One of the curious findings of "AIAssisted Innovation" is that human innovation is inertia bound [1]. Innovation that fits in the flow of prior innovative steps is quickly adopted, often without sufficient scrutiny, while innovation that calls for a change of direction faces soft rejection, rejection that hinges on style, on source, on vague arguments like "it's not persuasive" etc. The presentation herein is a case in point. It breaks away from the premise that encryption is used to hide information. Here it is used to mark information, not to hide it. It also breaks away from the premise that a ciphertext commits to its generating plaintext. The ciphertext herein decrypts to one message using one key, and decrypts to another message using a second key. Digital steganography is commonly practiced through hard-to-find add-on bits. Herein the pre transmission data (plaintext) and the post transmission data (plaintext) leave no clue of the steganographic message that passed from transmitter to recipient. It appeared in the data in motion only, and not with any add-on bits, just by reordering of letters encrypted with different keys.

Introduction

The ultimate privacy in communication is when a group of communicators can have a conversation, and not its contents, neither its occurrence is exposed against the will of the communicators. Proposing to achieve this state of ultimate privacy (UP) by allowing communicators to converse in the open (clear conversation) wherein the same communication encompasses a hidden conversation that does not expose its occurrence. This level of ultimate privacy is achieved to the extent that the clear conversation between the communicators by itself is not pointing to a hidden exchange. That means, if Alice and Bob have normal business conversation between them, they can hide in its exchange a hidden message -- hidden in plain sight (HIPS) because there is no more than the clear exchange that runs between Alice and Bob, only that this clear exchange is so set up that it carries a hidden exchange. The efficacy of HIPS cryptography is hinged on (i) the extent that the clear conversation is not attracting scrutiny, or at least can be credibly denied as having any other purpose except what is evident from the nature and timing of the clear conversation, and (ii) on the extent to which the hidden conversation is so well hidden that an examiner of the clear conversation will find no evidence to the existence of the hidden message.

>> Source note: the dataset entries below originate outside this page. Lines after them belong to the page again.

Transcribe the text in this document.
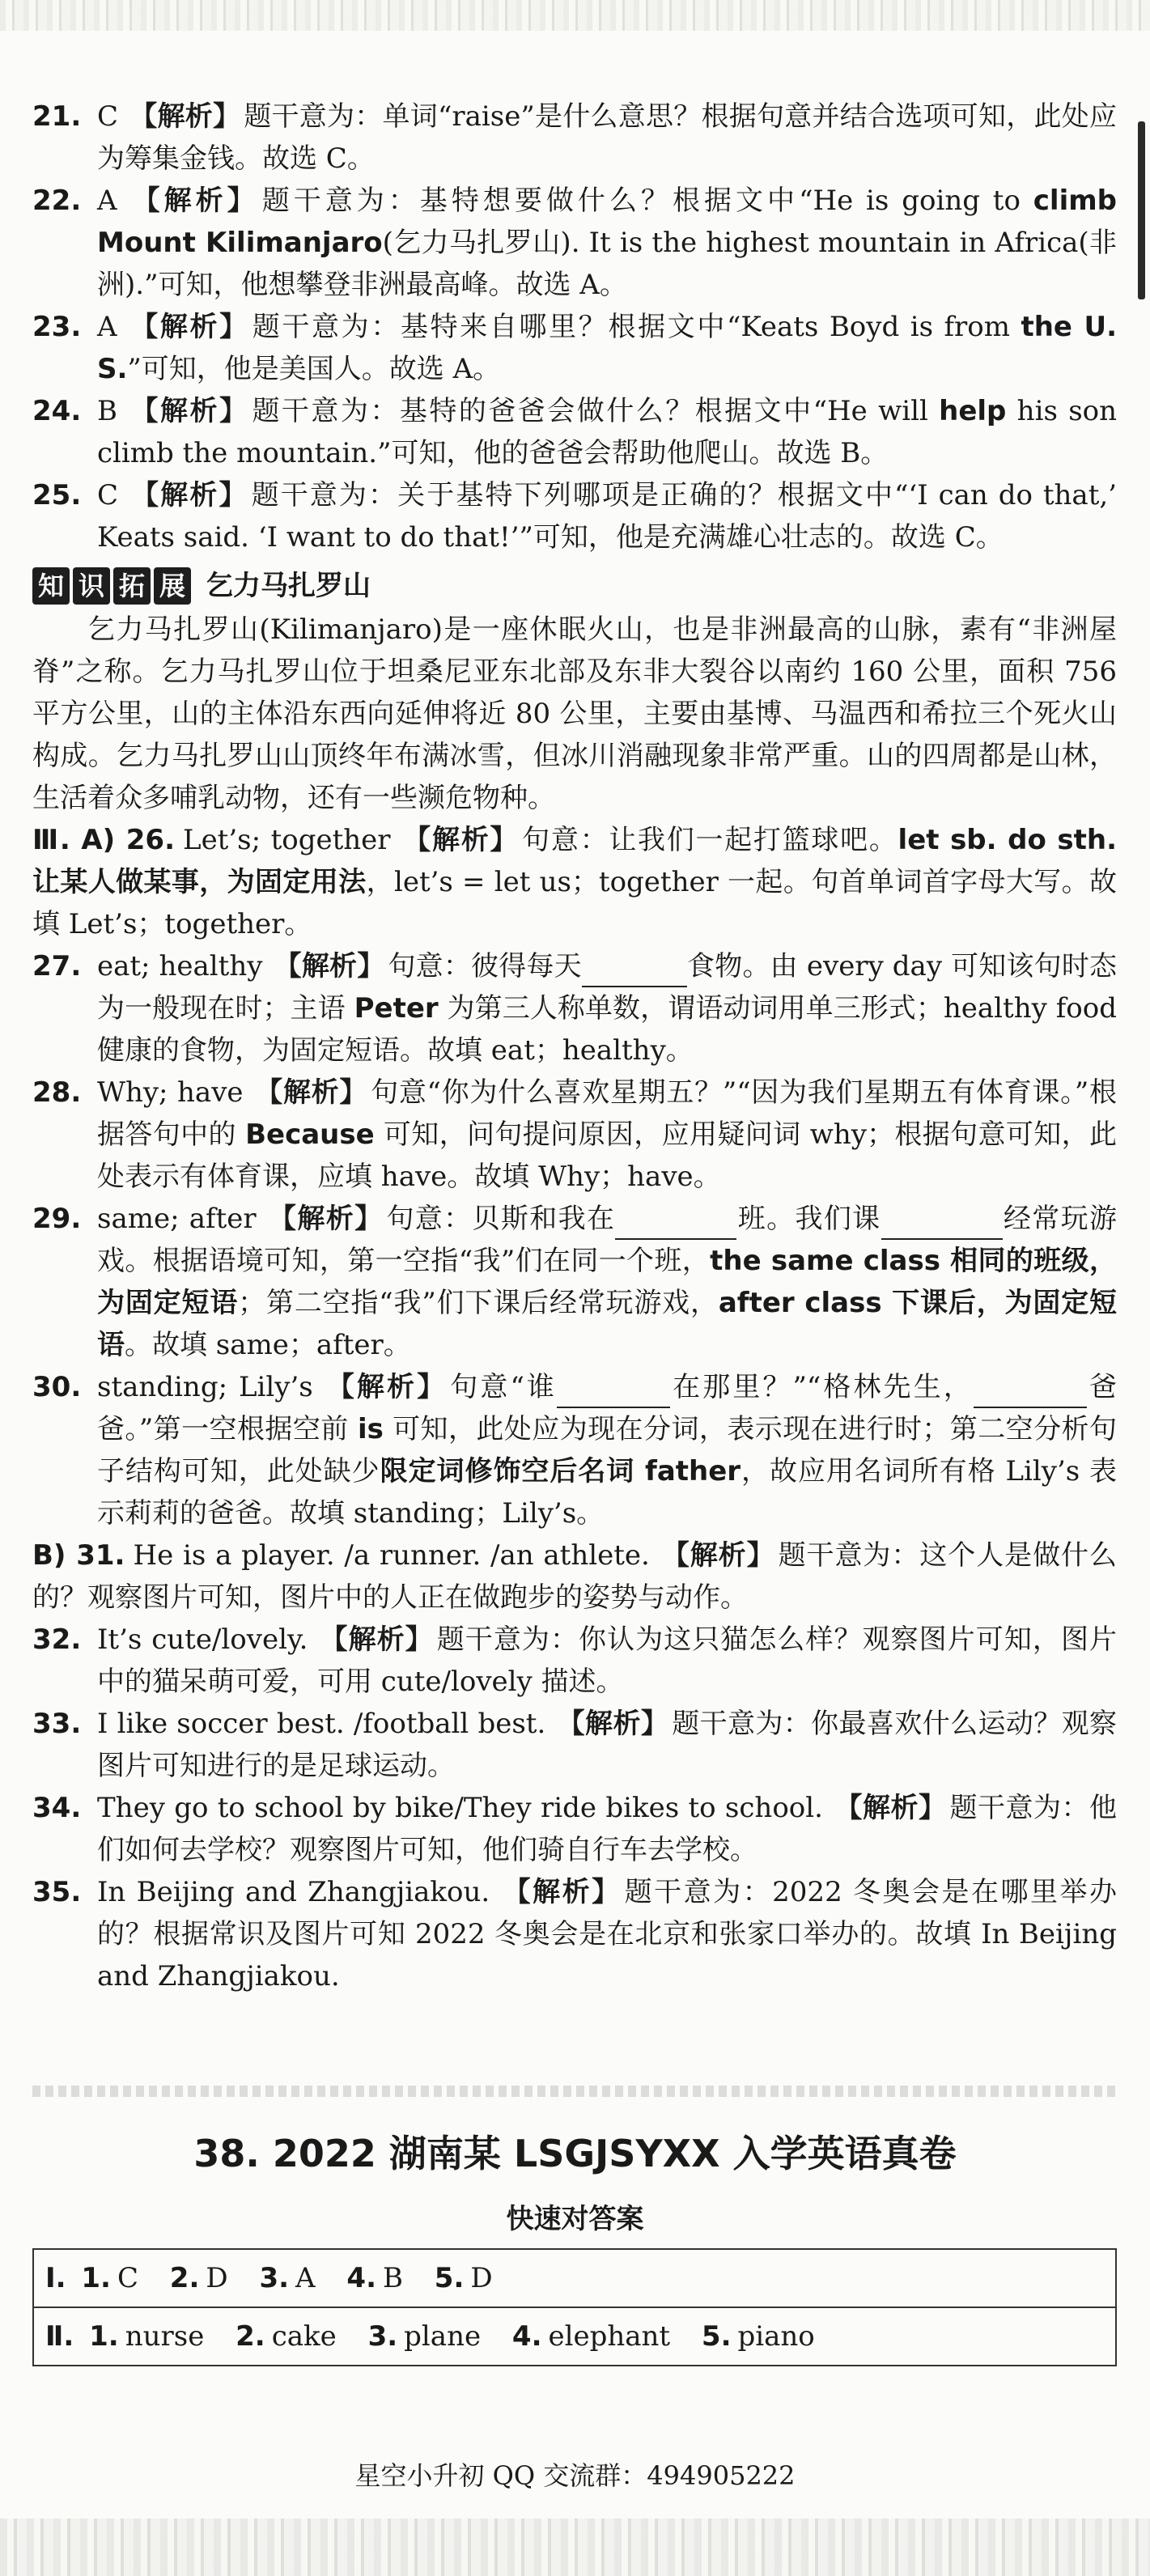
21. C 【解析】 题干意为：单词“raise”是什么意思？根据句意并结合选项可知，此处应为筹集金钱。故选 C。
22. A 【解析】 题干意为：基特想要做什么？根据文中“He is going to climb Mount Kilimanjaro(乞力马扎罗山). It is the highest mountain in Africa(非洲).”可知，他想攀登非洲最高峰。故选 A。
23. A 【解析】 题干意为：基特来自哪里？根据文中“Keats Boyd is from the U. S.”可知，他是美国人。故选 A。
24. B 【解析】 题干意为：基特的爸爸会做什么？根据文中“He will help his son climb the mountain.”可知，他的爸爸会帮助他爬山。故选 B。
25. C 【解析】 题干意为：关于基特下列哪项是正确的？根据文中“‘I can do that,’ Keats said. ‘I want to do that!’”可知，他是充满雄心壮志的。故选 C。
知 识 拓 展 乞力马扎罗山

乞力马扎罗山(Kilimanjaro)是一座休眠火山，也是非洲最高的山脉，素有“非洲屋脊”之称。乞力马扎罗山位于坦桑尼亚东北部及东非大裂谷以南约 160 公里，面积 756 平方公里，山的主体沿东西向延伸将近 80 公里，主要由基博、马温西和希拉三个死火山构成。乞力马扎罗山山顶终年布满冰雪，但冰川消融现象非常严重。山的四周都是山林，生活着众多哺乳动物，还有一些濒危物种。

Ⅲ. A) 26. Let’s; together 【解析】 句意：让我们一起打篮球吧。let sb. do sth. 让某人做某事，为固定用法，let’s = let us；together 一起。句首单词首字母大写。故填 Let’s；together。
27. eat; healthy 【解析】 句意：彼得每天	食物。由 every day 可知该句时态为一般现在时；主语 Peter 为第三人称单数，谓语动词用单三形式；healthy food 健康的食物，为固定短语。故填 eat；healthy。
28. Why; have 【解析】 句意“你为什么喜欢星期五？”“因为我们星期五有体育课。”根据答句中的 Because 可知，问句提问原因，应用疑问词 why；根据句意可知，此处表示有体育课，应填 have。故填 Why；have。
29. same; after 【解析】 句意：贝斯和我在	班。我们课	经常玩游戏。根据语境可知，第一空指“我”们在同一个班，the same class 相同的班级，为固定短语；第二空指“我”们下课后经常玩游戏，after class 下课后，为固定短语。故填 same；after。
30. standing; Lily’s 【解析】 句意“谁	在那里？”“格林先生，	爸爸。”第一空根据空前 is 可知，此处应为现在分词，表示现在进行时；第二空分析句子结构可知，此处缺少限定词修饰空后名词 father，故应用名词所有格 Lily’s 表示莉莉的爸爸。故填 standing；Lily’s。
B) 31. He is a player. /a runner. /an athlete. 【解析】 题干意为：这个人是做什么的？观察图片可知，图片中的人正在做跑步的姿势与动作。
32. It’s cute/lovely. 【解析】 题干意为：你认为这只猫怎么样？观察图片可知，图片中的猫呆萌可爱，可用 cute/lovely 描述。
33. I like soccer best. /football best. 【解析】 题干意为：你最喜欢什么运动？观察图片可知进行的是足球运动。
34. They go to school by bike/They ride bikes to school. 【解析】 题干意为：他们如何去学校？观察图片可知，他们骑自行车去学校。
35. In Beijing and Zhangjiakou. 【解析】 题干意为：2022 冬奥会是在哪里举办的？根据常识及图片可知 2022 冬奥会是在北京和张家口举办的。故填 In Beijing and Zhangjiakou.
38. 2022 湖南某 LSGJSYXX 入学英语真卷
快速对答案
Ⅰ. 1. C 2. D 3. A 4. B 5. D
Ⅱ. 1. nurse 2. cake 3. plane 4. elephant 5. piano
星空小升初 QQ 交流群：494905222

We will describe how to handle the first and the second challenge above. The first challenge is conveniently handled the normal exchange between the collaborators. Normally collaboratros exchange information (that is not secret), this exchange will well qualify as the carrier clear text to be loaded with the secret message (payload). Today it is easy to employ any AI tool to exchange innocent looking text between two communicators. In that case the message in the clear text may be of no interest, it is only a carrier for the payload.

It is important to note that the content of the cleartext has no bearing on the payload (the secret). The payload is handled through nominal ("fake") encryption. Encryption procedure is used over the cleartext to carry the payload. It is "fake" because the ciphertext is delivered together with the keys needed to decrypt it, which is what the recipient does (as well as any hacker along the way). A more civilized term will be Plaintext-to-Plaintext cryptography (P2P).

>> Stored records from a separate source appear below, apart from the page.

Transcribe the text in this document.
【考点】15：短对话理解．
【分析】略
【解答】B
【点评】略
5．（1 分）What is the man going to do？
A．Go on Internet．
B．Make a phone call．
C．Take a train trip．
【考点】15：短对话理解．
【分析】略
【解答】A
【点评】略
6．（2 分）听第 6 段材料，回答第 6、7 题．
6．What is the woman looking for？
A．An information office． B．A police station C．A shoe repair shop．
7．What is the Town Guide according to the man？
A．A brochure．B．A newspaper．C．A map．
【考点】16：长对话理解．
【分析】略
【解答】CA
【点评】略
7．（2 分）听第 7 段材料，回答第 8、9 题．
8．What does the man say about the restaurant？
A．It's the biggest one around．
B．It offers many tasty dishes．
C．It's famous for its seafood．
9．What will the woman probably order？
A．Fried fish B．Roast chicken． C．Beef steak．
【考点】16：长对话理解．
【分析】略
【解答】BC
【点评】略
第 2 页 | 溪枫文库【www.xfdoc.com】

Spartacus: In the movie "Spartacus", based on historical records, the Romans capturing the rebellions are trying to spot their leader, Spartacus. When they ask "Who is Spartacus?" all the rebels reply in unison "I am Spartacus!" keeping the Romans baffled. Hidden- in-Plain-Sight, HIPS, works the same. The payload is added to normal and proliferating communications without standing out, compelling an attacker to suspect any and all communications. Given that hidden secrets are a very tiny fraction within the flood of Internet traffic, emails, messages, downloads, etc, this indistinction is a very effective tool, and a great contributor to privacy.

Plaintext to Plaintext (P2P) Cryptography

This Hidden-in-Plain-Sight, HIPS, method, P2P, is based on exploiting the flexibility built in into decoy tolerant ciphers.

A decoy tolerant cipher will distinguish between (i) ciphertext material that bears content and decrypts to its generating plaintext, and (ii) noise -- ciphertext material that is decrypting to no valid plaintext (per the prevailing key), and hence is to be ignored. The most commonly used decoy tolerant cipher is BitFlip. A host of such ciphers is described in the chapter "Pattern Devoid Cryptography" [2].

BitFlip: the BitFlip cipher operates on an alphabet A comprising a letters where each letter is a randomized bit string of size 2t bits. A 2t-bits size string c that has a t-bits Hamming distance from a plaintext letter, points to it. A 2t-bits string that points to no plaintext letter is decoy. What is regarded as decoy per a key K will be a valid ciphertext letter per a different key K'.

Alice and Bob wish to establish a HIPS channel. To that aim they establish an open communication channel using a HIPS compliant text processor. They record a high level of open communication, then when the need arises they send to each other a secret payload. The payload itself may be encrypted through a decoy tolerant cipher so the reader can readily establish whether the extracted payload candidate is a payload indeed or empty randomness.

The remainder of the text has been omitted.